La pénurie d’organes humains et les progrès de la médication anti-rejet suscite depuis une dizaine d’années un intérêt grandissant pour la xénotransplantation. Le phénomène n’est pourtant pas nouveau. Les valves cardiaques et l’insuline de porc sont utilisées en médecine depuis plusieurs années pour traiter des malades. Repousser les limites de cette pratique soulève toutefois des questionnements.

« Certains spécialistes craignent le transfert de virus de l’animal à l’humain », explique le Dr Thérèse Leroux, du Centre de recherche en droit public. « Ce phénomène s’est déjà vu, avec le transfert du virus du VIH du singe à l’humain. » Le porc, qui se présente comme un animal aux avantages substantiels pour la médecine par sa multiplication nombreuse, son élevage rapide et peu coûteux, est porteur du virus PERV, ou rétrovirus endogène du porc. « Endogène signifie que le virus est dans la cellule », indique Thérèse Leroux. « Détruire le virus revient à détruire la cellule porcine, ce qui rend l’opération impossible. » Comme le rappelle la chercheuse, certaines souches d’influenza à l’origine d’épidémies survenues au cours du siècle dernier proviennent du porc.
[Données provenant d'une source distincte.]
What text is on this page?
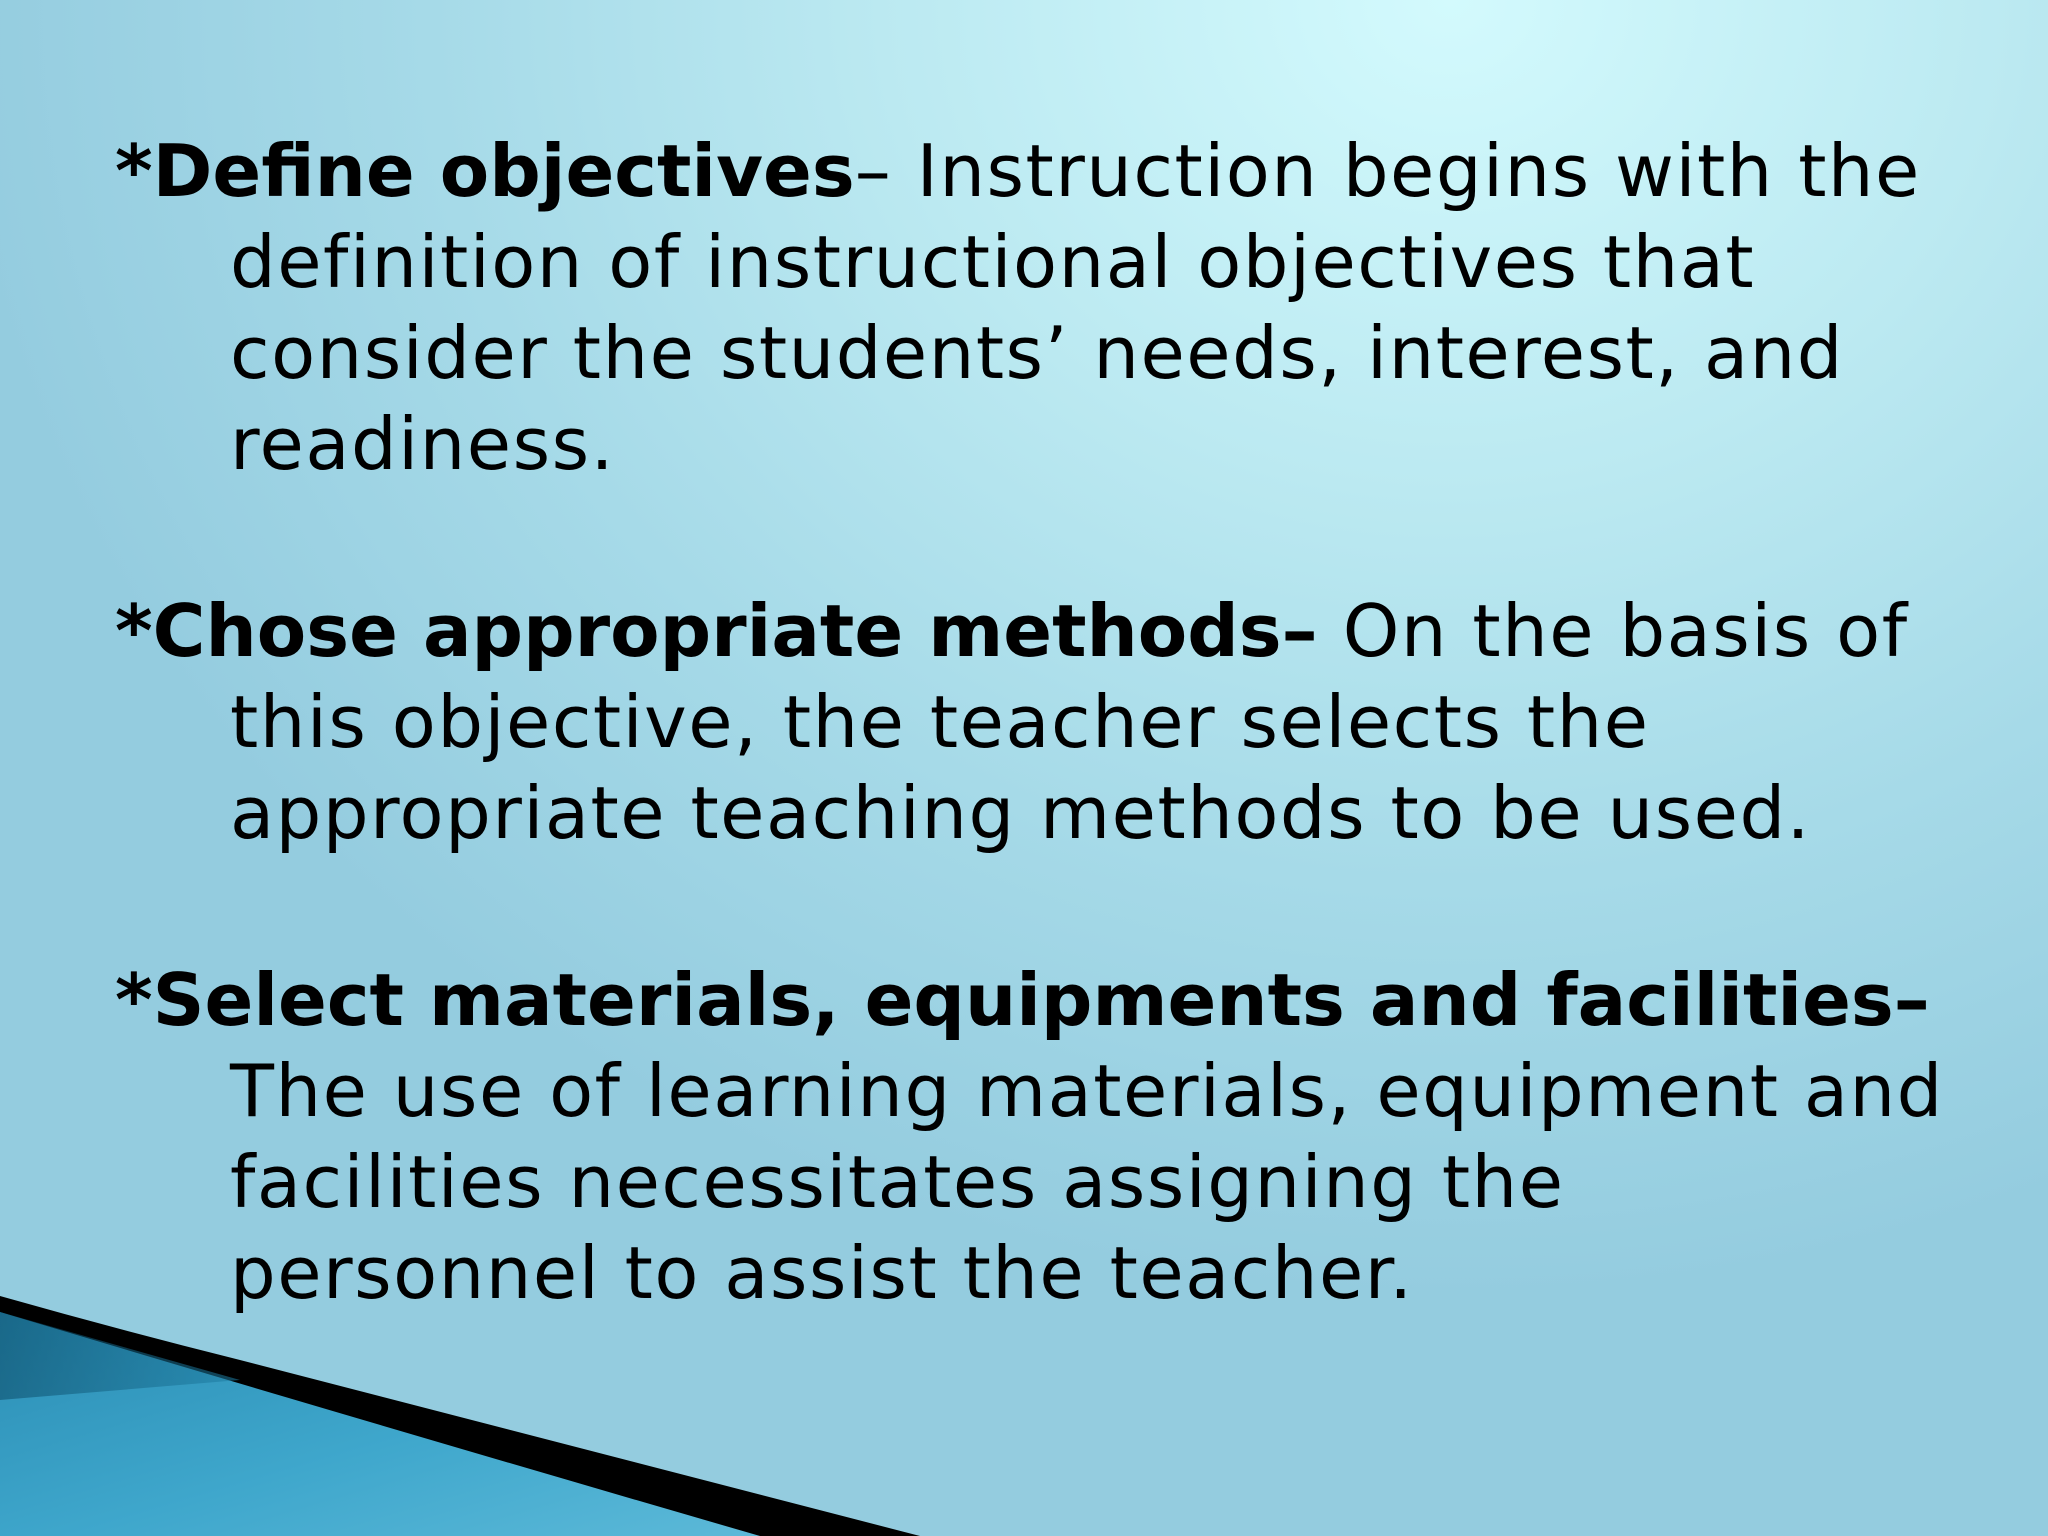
*Define objectives– Instruction begins with the definition of instructional objectives that consider the students’ needs, interest, and readiness.

*Chose appropriate methods– On the basis of this objective, the teacher selects the appropriate teaching methods to be used.

*Select materials, equipments and facilities– The use of learning materials, equipment and facilities necessitates assigning the personnel to assist the teacher.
Dépister les virus chez l’animal peut réduire les risques, encore faut-il que ces virus soient connus des chercheurs.

Cette inquiétude s’est également fait sentir auprès des gens qui ont assisté à la consultation publique. « Il y a trop de risques de maladies pour l’homme », raconte Liz Bailey-Hopf, bénévole à l’Association des femmes autochtones des T.N.-O. Celle qui a représenté, avec trois autres personnes, les nations autochtones, est catégorique : elle ne se prêterait pas à l’exercice. « Dieu a fait l’être humain comme il est. Je crois que nous sommes fait pour vivre sur la terre et mourir comme nous avons été créés. »

Un point de vue éthique qui motive également les groupes de défense des animaux. Afin de diminuer les risques de rejets des organes du porc, l’animal pourrait être élevé avec des gènes humains, ce qui en ferait un animal modifié génétiquement. Une pratique que le Conseil canadien de protection des animaux surveille de près. « L’environnement consacré à l’élevage doit être éloigné de tout contaminant, en évitant toutefois de placer l’animal en quarantaine. », explique Julie Griffin, directrice des lignes directrices de la xénotransplan-tation du Conseil canadien de protection des animaux. « Il ne faut pas que les manipulations causent des malaises ou de la souffrance aux animaux. »

Le Dr Leroux fait remarquer que la question a plusieurs angles. « Tout n’est pas tout noir ou tout blanc. Un transplanteur pourrait être enthousiasmé par cette innovation, tout comme un patient qui, face à ce choix, va peut-être décider de tenter sa chance. »

Avec la crise du sang contaminé et la maladie de la vache folle en Europe, le public est plutôt réfractaire à ce type d’expérimentation, comme l’indique Thérèse Leroux. « Il est encore prématuré de dire où l’on se situe. Il y a différentes prises de position. » Santé Canada poursuit sa récolte d’avis du public via son site Internet, à l’adresse www.xeno.cpha.ca.